Wohin mit dem Kreuz?

«Im Namen Gottes des Allmächtigen!» So beginnt die Bundesverfassung der Eidgenossenschaft. Kirchen und christliche Zeichen prägen den öffentlichen Raum, und auf den Berggipfeln stehen zahllose Kreuze. Doch die religiöse Landschaft verändert sich. Eine Reise ins Landesinnere.

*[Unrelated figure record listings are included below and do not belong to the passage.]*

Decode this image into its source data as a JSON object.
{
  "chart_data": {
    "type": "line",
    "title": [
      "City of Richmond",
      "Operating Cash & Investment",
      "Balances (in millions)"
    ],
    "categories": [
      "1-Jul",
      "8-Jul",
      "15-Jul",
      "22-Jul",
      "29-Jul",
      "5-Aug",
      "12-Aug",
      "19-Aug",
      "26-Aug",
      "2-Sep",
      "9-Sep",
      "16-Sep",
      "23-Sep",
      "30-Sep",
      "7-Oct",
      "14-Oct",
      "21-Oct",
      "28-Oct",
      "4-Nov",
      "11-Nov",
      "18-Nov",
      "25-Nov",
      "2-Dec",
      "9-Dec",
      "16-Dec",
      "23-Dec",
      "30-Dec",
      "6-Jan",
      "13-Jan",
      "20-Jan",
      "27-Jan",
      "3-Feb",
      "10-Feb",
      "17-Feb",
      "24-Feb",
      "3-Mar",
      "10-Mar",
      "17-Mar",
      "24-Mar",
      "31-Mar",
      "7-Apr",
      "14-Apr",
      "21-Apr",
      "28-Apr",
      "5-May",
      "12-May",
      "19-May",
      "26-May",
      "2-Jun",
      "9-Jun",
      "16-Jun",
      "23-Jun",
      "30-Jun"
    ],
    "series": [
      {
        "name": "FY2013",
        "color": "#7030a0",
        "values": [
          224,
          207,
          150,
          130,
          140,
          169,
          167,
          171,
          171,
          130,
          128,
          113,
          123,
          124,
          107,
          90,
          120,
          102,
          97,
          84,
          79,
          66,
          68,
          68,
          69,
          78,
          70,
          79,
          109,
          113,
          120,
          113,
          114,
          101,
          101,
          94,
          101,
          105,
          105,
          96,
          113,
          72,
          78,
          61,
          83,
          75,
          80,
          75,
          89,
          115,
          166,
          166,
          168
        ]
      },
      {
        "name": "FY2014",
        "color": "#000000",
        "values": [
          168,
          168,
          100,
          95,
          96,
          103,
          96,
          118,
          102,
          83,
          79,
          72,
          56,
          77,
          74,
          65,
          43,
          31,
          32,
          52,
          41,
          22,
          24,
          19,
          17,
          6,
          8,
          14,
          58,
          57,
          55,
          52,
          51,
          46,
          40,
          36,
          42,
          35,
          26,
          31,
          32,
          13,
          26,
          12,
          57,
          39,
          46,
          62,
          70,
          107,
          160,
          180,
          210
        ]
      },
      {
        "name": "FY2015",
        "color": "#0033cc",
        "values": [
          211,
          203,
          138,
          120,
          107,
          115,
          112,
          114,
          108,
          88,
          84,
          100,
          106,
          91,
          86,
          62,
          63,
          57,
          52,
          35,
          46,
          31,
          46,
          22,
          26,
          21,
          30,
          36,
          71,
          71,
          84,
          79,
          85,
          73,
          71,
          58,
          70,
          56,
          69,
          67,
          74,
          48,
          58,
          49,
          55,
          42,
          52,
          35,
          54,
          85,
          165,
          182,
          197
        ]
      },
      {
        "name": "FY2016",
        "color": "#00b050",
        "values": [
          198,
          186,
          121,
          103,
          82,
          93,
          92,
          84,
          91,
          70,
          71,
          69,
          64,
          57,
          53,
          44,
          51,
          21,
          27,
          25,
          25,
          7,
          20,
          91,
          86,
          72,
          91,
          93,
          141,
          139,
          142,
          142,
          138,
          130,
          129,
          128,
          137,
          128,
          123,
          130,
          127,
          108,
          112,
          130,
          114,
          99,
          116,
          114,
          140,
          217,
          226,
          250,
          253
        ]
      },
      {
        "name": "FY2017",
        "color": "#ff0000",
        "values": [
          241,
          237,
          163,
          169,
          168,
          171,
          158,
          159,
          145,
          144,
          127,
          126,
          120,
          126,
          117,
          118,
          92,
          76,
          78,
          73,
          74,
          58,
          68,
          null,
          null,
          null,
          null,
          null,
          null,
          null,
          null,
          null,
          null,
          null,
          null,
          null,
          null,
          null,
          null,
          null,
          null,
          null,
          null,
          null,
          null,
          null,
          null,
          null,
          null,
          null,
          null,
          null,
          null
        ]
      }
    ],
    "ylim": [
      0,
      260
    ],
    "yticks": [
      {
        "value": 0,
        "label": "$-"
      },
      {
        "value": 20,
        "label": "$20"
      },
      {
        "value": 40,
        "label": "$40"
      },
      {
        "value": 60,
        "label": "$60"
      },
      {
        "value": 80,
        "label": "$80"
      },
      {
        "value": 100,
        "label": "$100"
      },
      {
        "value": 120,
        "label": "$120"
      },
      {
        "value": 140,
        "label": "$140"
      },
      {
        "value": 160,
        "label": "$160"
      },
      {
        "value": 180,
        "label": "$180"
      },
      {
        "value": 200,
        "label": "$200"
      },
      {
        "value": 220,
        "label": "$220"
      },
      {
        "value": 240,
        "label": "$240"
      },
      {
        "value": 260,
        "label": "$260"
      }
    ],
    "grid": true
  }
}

Immer mehr Kirchen bleiben leer, viele Menschen suchen Halt in anderen Heilsystemen, widmen sich dem Sport, praktizieren Yoga oder meditieren. In vielen Gebieten hat die Religion ihre normative Kraft für das Individuum und die Gesellschaft eingebüsst. Doch wenn das Christentum nicht mehr lebensbestimmend ist – was tritt an diese Leerstelle? Verwandeln wir uns in religiöse Analphabeten? Verschwindet die Sehnsucht nach Transzendenz? Der Dokumentarfilmer Alain Godet porträtiert Menschen und Orte, bei denen diese Bruchzonen sichtbar werden. Da ist zum Beispiel der Appenzeller Künstler aus Shanghai, der auf einem Berggipfel eine vom Islam inspirierte Mondsichel montiert. Oder der pensionierte Paul Furrer aus Erstfeld, der auf seinem eigenen Land eine kleine Kapelle baute. Jetzt muss er sie wieder abreissen, weil sie ausserhalb der Bauzone steht. Im bernischen Niederbipp bietet ein reformierter Pfarrer «Metal-Gottesdienste» an. Auch die junge Pfarrerin Sabrina Müller sucht nach frischen Formen des Christentums und glaubt wie CVP-Parteipräsident Gerhard Pfister an das Weiterbestehen von vielleicht kleineren, aber engagierteren Kirchgemeinden.